De Reminiscencias de Santafé de Bogotá
«Robo a don Juan Alsina V.»
El bogotanísimo Cordovez Moure, autor de las Reminiscencias de
Santafé de Bogotá, realmente nació en Popayán eln 1835.
Don Jerónimo Argáez lo instó a escribir crónicas de los más célebres
sucesos de la Bogotá antigua y a evocar las costumbres de la ciudad.
Del citado libro publicamos uno de sus capítulos.
Por José María Cordovez Moure
Retrato de Cordovez Moure
A principios del año de 1851, tenía el español don Juan Alsina establecido el comercio de mercería e introducción de especias y vinos procedentes de la madre patria, en un almacén situado en los bajos de la casa que en aquella época ocupaba el sitio de la hoy elegante morada de tres pisos, en la primera calle de Florián: vendía al menudeo y al contado.
A quienes conocieron el almacén que de igual clase tenía don Isaac Díaz hasta hace poco tiempo, no tenemos necesidad de describirles el de Alsina puesto que puede decirse que era hueso de sus huesos y carne de su carne. El mismo desgreño, abandono y confusión de los heterogéneos objetos ofrecidos en venta; ausencia absoluta de libros de cuentas o cosa parecida, diferenciándose el primero del último, en que aquel lo fiaba todo y el último no fiaba nada. No podía ser dudosa para nadie la suerte que a cada uno le esperaba, y si no que lo diga cierto grabado que ancla por ahí dando lecciones objetivas de los dos sistemas.
Alsina era un hombre adusto, retraído y miserable.
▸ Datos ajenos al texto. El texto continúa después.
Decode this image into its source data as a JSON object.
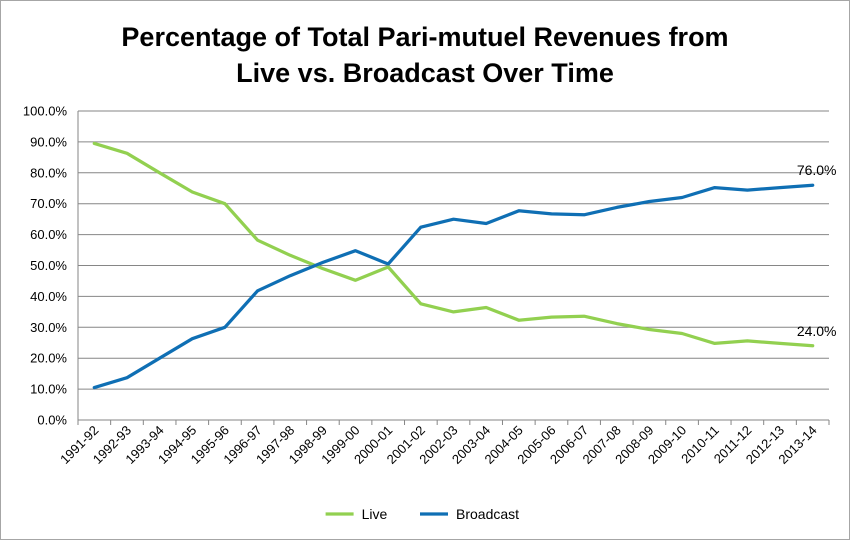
{
  "chart_data": {
    "type": "line",
    "title_lines": [
      "Percentage of Total Pari-mutuel Revenues from",
      "Live vs. Broadcast Over Time"
    ],
    "xlabel": "",
    "ylabel": "",
    "ylim": [
      0,
      100
    ],
    "y_ticks": [
      "0.0%",
      "10.0%",
      "20.0%",
      "30.0%",
      "40.0%",
      "50.0%",
      "60.0%",
      "70.0%",
      "80.0%",
      "90.0%",
      "100.0%"
    ],
    "grid": true,
    "legend_position": "bottom",
    "categories": [
      "1991-92",
      "1992-93",
      "1993-94",
      "1994-95",
      "1995-96",
      "1996-97",
      "1997-98",
      "1998-99",
      "1999-00",
      "2000-01",
      "2001-02",
      "2002-03",
      "2003-04",
      "2004-05",
      "2005-06",
      "2006-07",
      "2007-08",
      "2008-09",
      "2009-10",
      "2010-11",
      "2011-12",
      "2012-13",
      "2013-14"
    ],
    "series": [
      {
        "name": "Live",
        "color": "#92d050",
        "values": [
          89.5,
          86.3,
          80.0,
          73.8,
          70.0,
          58.2,
          53.3,
          49.0,
          45.2,
          49.5,
          37.6,
          35.0,
          36.4,
          32.3,
          33.3,
          33.6,
          31.2,
          29.3,
          28.0,
          24.8,
          25.6,
          24.8,
          24.0
        ],
        "end_label": "24.0%"
      },
      {
        "name": "Broadcast",
        "color": "#0f6fb4",
        "values": [
          10.5,
          13.7,
          20.0,
          26.3,
          30.0,
          41.8,
          46.7,
          51.0,
          54.8,
          50.5,
          62.4,
          65.0,
          63.6,
          67.7,
          66.7,
          66.4,
          68.8,
          70.7,
          72.0,
          75.2,
          74.4,
          75.2,
          76.0
        ],
        "end_label": "76.0%"
      }
    ]
  }
}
Vivía en su almacén cuidando las onzas de oro que guardaba en los cajones desocupados en que venían empacadas las mercancías, pues el costo de una caja fuerte lo consideraba superior a sus recursos, e inútil al mismo tiempo, porque él se decía que ¿quién y cómo podría robarle?
En efecto, allí pasaba el día y la noche, provisto de lo estrictamente necesario para no morirse de hambre, y de buenas armas; con cerraduras y trancas formidables, y además en esa calle había sereno y buenas vecindades. Durante el día entraban detrás del mostrador algunos amigos íntimos y respetables por todos aspectos; y después de las seis de la tarde, solía ir a pasearse al atrio de la Catedral, después de torcer con dos vueltas la llaves de los dos grandes candados que guarnecían la puerta forrada en planchas de hoja de lata por el exterior y con zunchos de hierro al interior: esto era el non plus ultra de las seguridades en esos tiempos.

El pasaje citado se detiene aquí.